Haupt zeigte sich optimistisch, weil "in den letzten Wochen einiges weiter gegangen ist". So sei das FPÖ-Modell der Stichtagsregelung unbestritten. "Da sind in den letzten Monaten einige am Tisch gescheiter geworden". Es gehe um den Zusammenhalt der Generationen.

Vorstellbar ist für Haupt auch ein "Korridor" nach schwedischem Vorbild.

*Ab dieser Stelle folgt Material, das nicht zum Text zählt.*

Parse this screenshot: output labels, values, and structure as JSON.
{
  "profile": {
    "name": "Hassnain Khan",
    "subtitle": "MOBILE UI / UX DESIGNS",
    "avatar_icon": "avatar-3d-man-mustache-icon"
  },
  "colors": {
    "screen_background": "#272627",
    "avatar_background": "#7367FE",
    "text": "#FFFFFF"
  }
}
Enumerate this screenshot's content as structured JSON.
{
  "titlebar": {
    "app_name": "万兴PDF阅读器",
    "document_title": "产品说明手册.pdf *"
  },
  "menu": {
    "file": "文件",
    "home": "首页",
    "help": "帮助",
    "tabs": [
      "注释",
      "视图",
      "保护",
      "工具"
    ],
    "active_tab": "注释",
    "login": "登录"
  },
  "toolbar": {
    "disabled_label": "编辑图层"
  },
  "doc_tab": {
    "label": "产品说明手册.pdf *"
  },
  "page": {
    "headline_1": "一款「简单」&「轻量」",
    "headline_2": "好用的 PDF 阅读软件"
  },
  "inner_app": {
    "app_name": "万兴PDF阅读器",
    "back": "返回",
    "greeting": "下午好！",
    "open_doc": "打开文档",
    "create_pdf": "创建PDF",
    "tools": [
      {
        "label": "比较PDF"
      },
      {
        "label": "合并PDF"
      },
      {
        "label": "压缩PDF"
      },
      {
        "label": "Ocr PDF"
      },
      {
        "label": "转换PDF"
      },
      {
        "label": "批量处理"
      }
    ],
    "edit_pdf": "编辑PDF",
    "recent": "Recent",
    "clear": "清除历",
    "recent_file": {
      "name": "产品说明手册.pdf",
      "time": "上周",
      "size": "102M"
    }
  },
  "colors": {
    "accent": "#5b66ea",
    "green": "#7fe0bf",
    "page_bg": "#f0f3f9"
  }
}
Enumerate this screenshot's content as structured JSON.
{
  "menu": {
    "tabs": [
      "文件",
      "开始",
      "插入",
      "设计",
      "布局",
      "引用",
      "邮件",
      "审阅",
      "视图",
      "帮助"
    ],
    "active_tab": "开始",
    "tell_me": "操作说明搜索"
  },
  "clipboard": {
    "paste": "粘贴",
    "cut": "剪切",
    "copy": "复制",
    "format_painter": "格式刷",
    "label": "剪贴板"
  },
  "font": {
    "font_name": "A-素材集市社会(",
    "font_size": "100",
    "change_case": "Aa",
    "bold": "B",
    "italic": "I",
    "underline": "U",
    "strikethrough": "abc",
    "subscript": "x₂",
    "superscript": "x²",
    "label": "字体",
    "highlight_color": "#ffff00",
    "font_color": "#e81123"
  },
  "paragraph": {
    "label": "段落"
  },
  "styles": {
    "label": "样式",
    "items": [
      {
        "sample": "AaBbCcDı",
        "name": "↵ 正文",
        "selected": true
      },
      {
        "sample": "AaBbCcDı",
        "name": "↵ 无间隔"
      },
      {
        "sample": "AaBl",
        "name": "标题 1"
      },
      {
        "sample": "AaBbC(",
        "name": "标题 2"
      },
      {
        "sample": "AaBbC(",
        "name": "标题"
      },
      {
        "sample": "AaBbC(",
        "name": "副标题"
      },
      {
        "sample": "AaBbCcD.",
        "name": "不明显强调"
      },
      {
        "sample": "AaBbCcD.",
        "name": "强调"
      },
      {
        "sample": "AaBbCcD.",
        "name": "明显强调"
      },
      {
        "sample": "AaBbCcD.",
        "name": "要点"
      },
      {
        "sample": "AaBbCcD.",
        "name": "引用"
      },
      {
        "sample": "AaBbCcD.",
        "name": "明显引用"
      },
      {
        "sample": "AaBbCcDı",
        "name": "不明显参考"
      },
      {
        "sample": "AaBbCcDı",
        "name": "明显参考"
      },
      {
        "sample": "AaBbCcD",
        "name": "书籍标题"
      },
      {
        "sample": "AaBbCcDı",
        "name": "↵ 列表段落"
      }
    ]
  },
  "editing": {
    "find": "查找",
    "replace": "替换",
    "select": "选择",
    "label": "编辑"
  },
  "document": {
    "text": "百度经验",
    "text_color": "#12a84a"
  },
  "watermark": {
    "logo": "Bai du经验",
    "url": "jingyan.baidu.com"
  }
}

Wobei "ich das nicht mit Zahlen beziffern möchte". Das Modell müsse auf jeden Fall finanzierbar sein. Das schwedische Modell sieht einen Pensionsantritt ab 62 Jahren bei entsprechenden Abschlägen und gleichzeitig eine höhere Pension bei Weiterarbeit bis 67 Jahren vor. Haupt will hier aber nichts präjudizieren, ob es die Frühpensionsmöglichkeit ab 62 Jahren oder erst mit 63 Jahren geben soll. "Es muss eine möglichst offene Diskussion am Verhandlungstisch geben."

In der Prioritätensetzung der Beseitigung von Ungerechtigkeiten stehen für Haupt die Privilegien der Spitzenbeamten in der Sozialversicherung an erster Stelle.